Swaraj believes that there is “a consensus being built” in favour of India, which she hoped “no other country will try to disrupt”. “We hope to join the NSG this year,” he said.

On Pakistan’s application for NSG membership, Swaraj reiterated India’s position which seeks to end international anxiety that New Delhi will use its membership to prevent a consensus over – and hence block – Islamabad’s eventual entry.

“We are not a member of NSG, so we don’t have a role. But, we don’t want to stop the membership of any country. It should be based on merit,” she said. New Delhi, of course, believes that Pakistan will not ‘merit’ entry due to its previous record of nuclear proliferation and lack of alignment of export controls with the international regimes.

A query about the possibility of India failing to join this year was parried by Swaraj. “When we stand for election for Lok Sabha, we practice not to hear such questions. If we are striving, we have to be focused. So, I haven’t really heard your question,” she answered.

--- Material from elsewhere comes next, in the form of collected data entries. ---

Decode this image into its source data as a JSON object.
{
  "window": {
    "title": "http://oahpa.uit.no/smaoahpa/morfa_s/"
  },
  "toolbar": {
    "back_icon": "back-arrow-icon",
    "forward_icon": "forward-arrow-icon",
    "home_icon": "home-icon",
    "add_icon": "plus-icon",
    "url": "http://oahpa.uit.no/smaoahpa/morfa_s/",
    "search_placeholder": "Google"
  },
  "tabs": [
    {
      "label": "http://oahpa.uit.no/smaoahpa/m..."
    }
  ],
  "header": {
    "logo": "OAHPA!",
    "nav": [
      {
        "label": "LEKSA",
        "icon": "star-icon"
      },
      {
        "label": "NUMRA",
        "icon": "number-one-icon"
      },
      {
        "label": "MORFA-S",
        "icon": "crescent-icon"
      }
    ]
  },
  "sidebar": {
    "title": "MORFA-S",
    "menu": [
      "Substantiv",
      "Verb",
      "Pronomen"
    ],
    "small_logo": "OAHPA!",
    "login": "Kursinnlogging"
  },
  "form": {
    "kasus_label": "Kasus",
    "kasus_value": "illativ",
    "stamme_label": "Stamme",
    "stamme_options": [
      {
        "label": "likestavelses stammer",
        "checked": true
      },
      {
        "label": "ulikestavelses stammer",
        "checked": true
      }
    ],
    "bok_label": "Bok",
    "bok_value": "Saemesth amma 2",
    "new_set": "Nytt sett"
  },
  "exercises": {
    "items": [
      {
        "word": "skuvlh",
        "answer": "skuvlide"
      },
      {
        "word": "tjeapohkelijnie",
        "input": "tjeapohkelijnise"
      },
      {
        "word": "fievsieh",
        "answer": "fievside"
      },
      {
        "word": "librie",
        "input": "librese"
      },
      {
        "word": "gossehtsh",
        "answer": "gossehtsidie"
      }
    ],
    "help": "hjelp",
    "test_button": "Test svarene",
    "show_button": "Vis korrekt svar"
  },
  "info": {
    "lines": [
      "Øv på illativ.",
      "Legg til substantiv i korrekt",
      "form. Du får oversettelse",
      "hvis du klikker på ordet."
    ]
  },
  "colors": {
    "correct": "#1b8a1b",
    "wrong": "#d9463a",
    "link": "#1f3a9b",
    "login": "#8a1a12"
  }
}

There have been questions that India was expending too much diplomatic capital on the bid to join NSG, especially when the outcome was very uncertain.

“Why are we pushing now? It is about the difference between sitting inside and outside the room. Despite the waiver, we were outside the room. When you are inside the room, then you take part in the decision-making,” Swaraj asserted.

While discussions about India’s membership had been going on for the last five years, she said the change in circumstance this year was the commitments made by India at the COP-21 climate change summit.

“When we announced our INDC [intended nationally determined contribution], we said that 40% of energy will be from non-fossil fuel. Out of that one- third will be nuclear. An investor requires predictability… Membership of the NSG will help in bringing a predictable environment for big investment”.

With China not having indicated any change in its position, there is still uncertainty in New Delhi that NSG members will be able to reach consensus over the issue in time. Besides China, Turkey, Austria, New Zealand and South Africa also have reservations, mainly due to discomfort over bringing in a non-NPT member into NSG, especially when the group was formed in response to India’s 1974 nuclear test.

That said, the NSG never drew a tight linkage between nuclear exports and ‘full scope’ international safeguards – a requirement every NPT member other than the five official nuclear weapon states must adhere to – until after the firat Iraq war of 1991.

Sources said that even if there was no decision in June, there is hope that the rising momentum will lead to India getting the green signal in the next NSG meeting later this year.

There are some countries who would like India to make some special announcements – just as Pranab Mukherjee did in 2008, reaffirming India’s commitment to non-proliferation and disarmament goals and a voluntary moratorium on nuclear testing.

The British readout of the Modi-Cameron phone call on June 16 mentions that both leaders “agreed that in order for the bid to be successful it would be important for India to continue to strengthen its non-proliferation credentials, including by reinforcing the separation between civil and military nuclear activity”.